18-week schedule, start date, quality of education, affect on ability to balance work/issues, intersession options,
short term class option, availability of additional morning classes, weekend classes, and educational goal
Sheldon, C. Q., & Durdella, N. R. (2010). Success rates for students taking compressed and regular length
developmental courses in the community college. Community College Journal of Research and Practice 34(1),
39-54. doi:10.1080/: http://www.santarosa.edu/afa/senate_SheldonDurdella.pdf
Using historical enrollment data from a large, suburban community college in southern California, this study
examines the relationship between course length and course success in developmental education when social
and academic background characteristics are controlled. Results demonstrate that developmental course length
was associated with statistically and practically significant differences in course success observed across all
categories of age, gender, and ethnicity. Students enrolled in compressed-format courses were more likely to
succeed than students enrolled in regular-length courses. Higher successful course completion rates for
compressed courses were observed across all departments. Findings point to an educational benefit for students
who enroll in compressed courses.
Spurling, S. (2001, May 2). Compression of semesters or intensity of study: What is it that increates student success?

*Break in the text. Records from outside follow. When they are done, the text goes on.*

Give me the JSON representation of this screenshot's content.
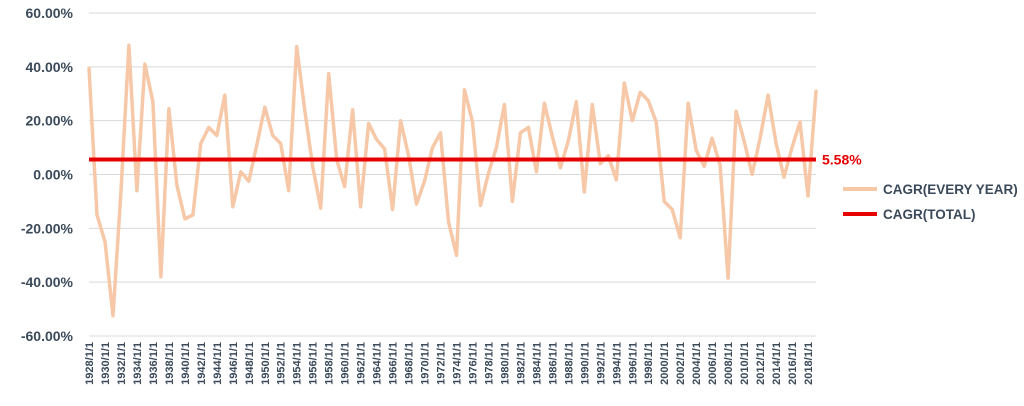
{
  "chart_data": {
    "type": "line",
    "title": "",
    "xlabel": "",
    "ylabel": "",
    "ylim": [
      -60,
      60
    ],
    "y_tick_labels": [
      "60.00%",
      "40.00%",
      "20.00%",
      "0.00%",
      "-20.00%",
      "-40.00%",
      "-60.00%"
    ],
    "y_tick_values": [
      60,
      40,
      20,
      0,
      -20,
      -40,
      -60
    ],
    "grid": "horizontal",
    "legend_position": "right",
    "x": [
      "1928/1/1",
      "1929/1/1",
      "1930/1/1",
      "1931/1/1",
      "1932/1/1",
      "1933/1/1",
      "1934/1/1",
      "1935/1/1",
      "1936/1/1",
      "1937/1/1",
      "1938/1/1",
      "1939/1/1",
      "1940/1/1",
      "1941/1/1",
      "1942/1/1",
      "1943/1/1",
      "1944/1/1",
      "1945/1/1",
      "1946/1/1",
      "1947/1/1",
      "1948/1/1",
      "1949/1/1",
      "1950/1/1",
      "1951/1/1",
      "1952/1/1",
      "1953/1/1",
      "1954/1/1",
      "1955/1/1",
      "1956/1/1",
      "1957/1/1",
      "1958/1/1",
      "1959/1/1",
      "1960/1/1",
      "1961/1/1",
      "1962/1/1",
      "1963/1/1",
      "1964/1/1",
      "1965/1/1",
      "1966/1/1",
      "1967/1/1",
      "1968/1/1",
      "1969/1/1",
      "1970/1/1",
      "1971/1/1",
      "1972/1/1",
      "1973/1/1",
      "1974/1/1",
      "1975/1/1",
      "1976/1/1",
      "1977/1/1",
      "1978/1/1",
      "1979/1/1",
      "1980/1/1",
      "1981/1/1",
      "1982/1/1",
      "1983/1/1",
      "1984/1/1",
      "1985/1/1",
      "1986/1/1",
      "1987/1/1",
      "1988/1/1",
      "1989/1/1",
      "1990/1/1",
      "1991/1/1",
      "1992/1/1",
      "1993/1/1",
      "1994/1/1",
      "1995/1/1",
      "1996/1/1",
      "1997/1/1",
      "1998/1/1",
      "1999/1/1",
      "2000/1/1",
      "2001/1/1",
      "2002/1/1",
      "2003/1/1",
      "2004/1/1",
      "2005/1/1",
      "2006/1/1",
      "2007/1/1",
      "2008/1/1",
      "2009/1/1",
      "2010/1/1",
      "2011/1/1",
      "2012/1/1",
      "2013/1/1",
      "2014/1/1",
      "2015/1/1",
      "2016/1/1",
      "2017/1/1",
      "2018/1/1",
      "2019/1/1"
    ],
    "x_tick_labels": [
      "1928/1/1",
      "1930/1/1",
      "1932/1/1",
      "1934/1/1",
      "1936/1/1",
      "1938/1/1",
      "1940/1/1",
      "1942/1/1",
      "1944/1/1",
      "1946/1/1",
      "1948/1/1",
      "1950/1/1",
      "1952/1/1",
      "1954/1/1",
      "1956/1/1",
      "1958/1/1",
      "1960/1/1",
      "1962/1/1",
      "1964/1/1",
      "1966/1/1",
      "1968/1/1",
      "1970/1/1",
      "1972/1/1",
      "1974/1/1",
      "1976/1/1",
      "1978/1/1",
      "1980/1/1",
      "1982/1/1",
      "1984/1/1",
      "1986/1/1",
      "1988/1/1",
      "1990/1/1",
      "1992/1/1",
      "1994/1/1",
      "1996/1/1",
      "1998/1/1",
      "2000/1/1",
      "2002/1/1",
      "2004/1/1",
      "2006/1/1",
      "2008/1/1",
      "2010/1/1",
      "2012/1/1",
      "2014/1/1",
      "2016/1/1",
      "2018/1/1"
    ],
    "series": [
      {
        "name": "CAGR(EVERY YEAR)",
        "color": "#f6c8a8",
        "values": [
          39.5,
          -15,
          -25,
          -52.5,
          -6,
          48,
          -6,
          41,
          27,
          -38,
          24.5,
          -4,
          -16.5,
          -15,
          11.5,
          17.5,
          14.5,
          29.5,
          -12,
          1,
          -2.5,
          11,
          25,
          14.5,
          11.5,
          -6,
          47.5,
          24,
          3,
          -12.5,
          37.5,
          5.5,
          -4.5,
          24,
          -12,
          19,
          13,
          9.5,
          -13,
          20,
          7,
          -11,
          -2.5,
          10,
          15.5,
          -17.5,
          -30,
          31.5,
          19.5,
          -11.5,
          0.5,
          10,
          26,
          -10,
          15.5,
          17.5,
          1,
          26.5,
          14,
          2.5,
          12.5,
          27,
          -6.5,
          26,
          4,
          7,
          -2,
          34,
          20,
          30.5,
          27.5,
          19.5,
          -10,
          -13,
          -23.5,
          26.5,
          9,
          3,
          13.5,
          3.5,
          -38.5,
          23.5,
          12.5,
          0,
          13.5,
          29.5,
          11.5,
          -1,
          10,
          19.5,
          -8,
          31
        ]
      },
      {
        "name": "CAGR(TOTAL)",
        "color": "#e60000",
        "value": 5.58,
        "label": "5.58%"
      }
    ]
  }
}
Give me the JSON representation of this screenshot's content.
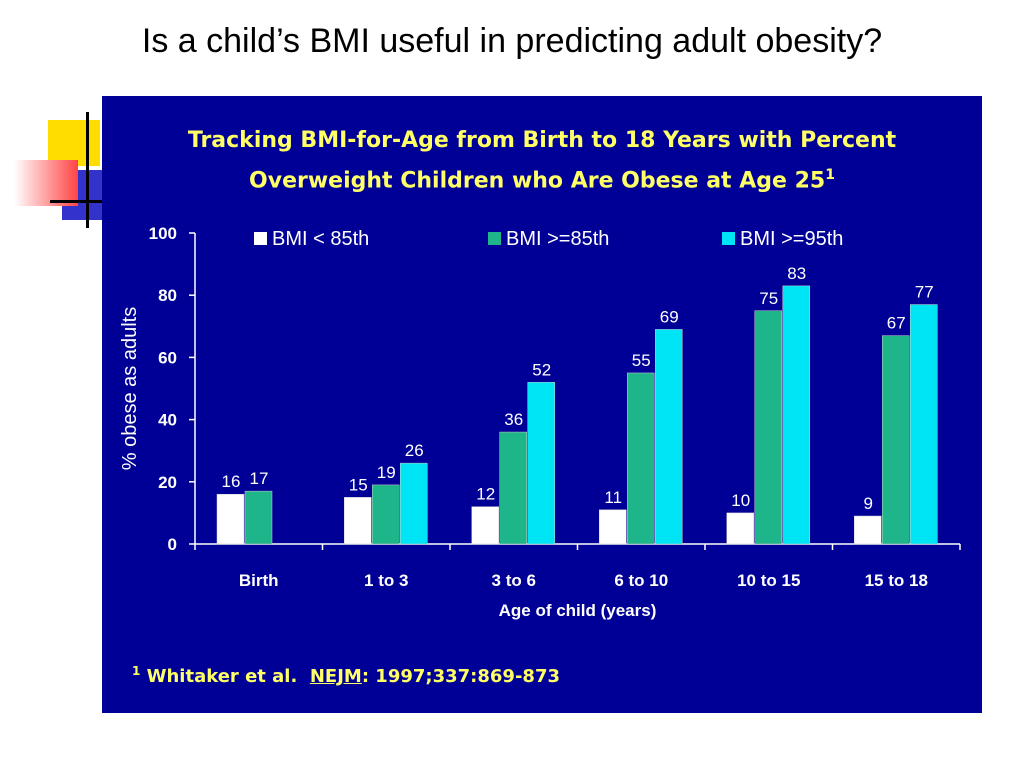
{
  "slide": {
    "title": "Is a child’s BMI useful in predicting adult obesity?"
  },
  "chart_data": {
    "type": "bar",
    "title_line1": "Tracking BMI-for-Age from Birth to 18 Years with Percent",
    "title_line2": "Overweight Children who Are Obese at Age 25",
    "title_superscript": "1",
    "xlabel": "Age of child (years)",
    "ylabel": "% obese as adults",
    "ylim": [
      0,
      100
    ],
    "yticks": [
      0,
      20,
      40,
      60,
      80,
      100
    ],
    "legend_position": "top",
    "categories": [
      "Birth",
      "1 to 3",
      "3 to 6",
      "6 to 10",
      "10 to 15",
      "15 to 18"
    ],
    "series": [
      {
        "name": "BMI < 85th",
        "color": "#ffffff",
        "values": [
          16,
          15,
          12,
          11,
          10,
          9
        ]
      },
      {
        "name": "BMI >=85th",
        "color": "#1fb58a",
        "values": [
          17,
          19,
          36,
          55,
          75,
          67
        ]
      },
      {
        "name": "BMI >=95th",
        "color": "#00e5f5",
        "values": [
          null,
          26,
          52,
          69,
          83,
          77
        ]
      }
    ],
    "background_color": "#000096",
    "heading_color": "#ffff66"
  },
  "footnote": {
    "marker": "1",
    "authors": "Whitaker et al.",
    "journal": "NEJM",
    "citation": ": 1997;337:869-873"
  },
  "colors": {
    "deco_yellow": "#ffdd00",
    "deco_blue": "#3333cc",
    "deco_red": "#ff3333"
  }
}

Retrieved from Eric PlusText database. (ED467474)
From the abstract: “This paper presents evidence for the effectiveness of both the intensity and compression
hypotheses and performance of students in English, Mathematics, and ESL classes during a compressed
summer term as well as from students enrolled in concurrent course sequences during spring and fall terms. It
was found that both compression and intensity positively influence student success independently of each other.
The implications of this research for course scheduling are discussed.”
Wetstein, M., & Nguyen, A. (2008, February). California community colleges on compressed calendars: FTES, success,
and retention rates before and after compression. Retrieved from San Joaquin Delta College, Office of Planning,
Research & Regional Education Web site:
This brief report highlights findings from a study of 33 community colleges that made the transition to shorter
semesters weeks between 2001 and 2002. All colleges surveyed transitioned to 16 week semesters and offered
summer intersessions. 27 of those colleges also included winter intersessions. Results indicated no significant
differences before and after the change in calendars in terms of FTES. However, results revealed “significant
mean differences in success rates and retention rates before and after the switch to compressed semesters”
including a 1.5% increase in student success, and a 1.5% increase in student retention.
Willett, T., & Miller, K. (2004, December 7). Faculty schedule preference survey results. Retrieved from Gavilan College,
Office of Institutional Research Web site: http://www.gavilan.edu/research/reports/faculty_sched_results.pdf
Survey report published at Gavilan College website in which 69 of 199 faculty responded to survey regarding
switch from 18- to 16-week academic calendar. Most faculty favored the switch and desired quick
implementation. Benefits perceived include improving student and faculty environment, being more competitive
with other colleges. Concerns revolved around smooth implementation more so than potential scheduling
Workgroup of System Office and Chief Instructional Officers Representatives. (2006, March). Academic calendars,
scheduling, and related topics : concept paper. Paper presented at Joint CIO/Conference. Retrieved August 31,
2009, from http://www.cccco.edu/Portals/4/CFFP/Fiscal/Allocations/manuals/CompressedCalendar
As stated in abstract to paper, “The objective of this Concept Paper is to enhance dialog between the System
Office and the Community College Districts on standardization strategies related to course scheduling, flex
calendars, and academic calendar compression.”
Includes thorough review of regulations relating to compressed calendars.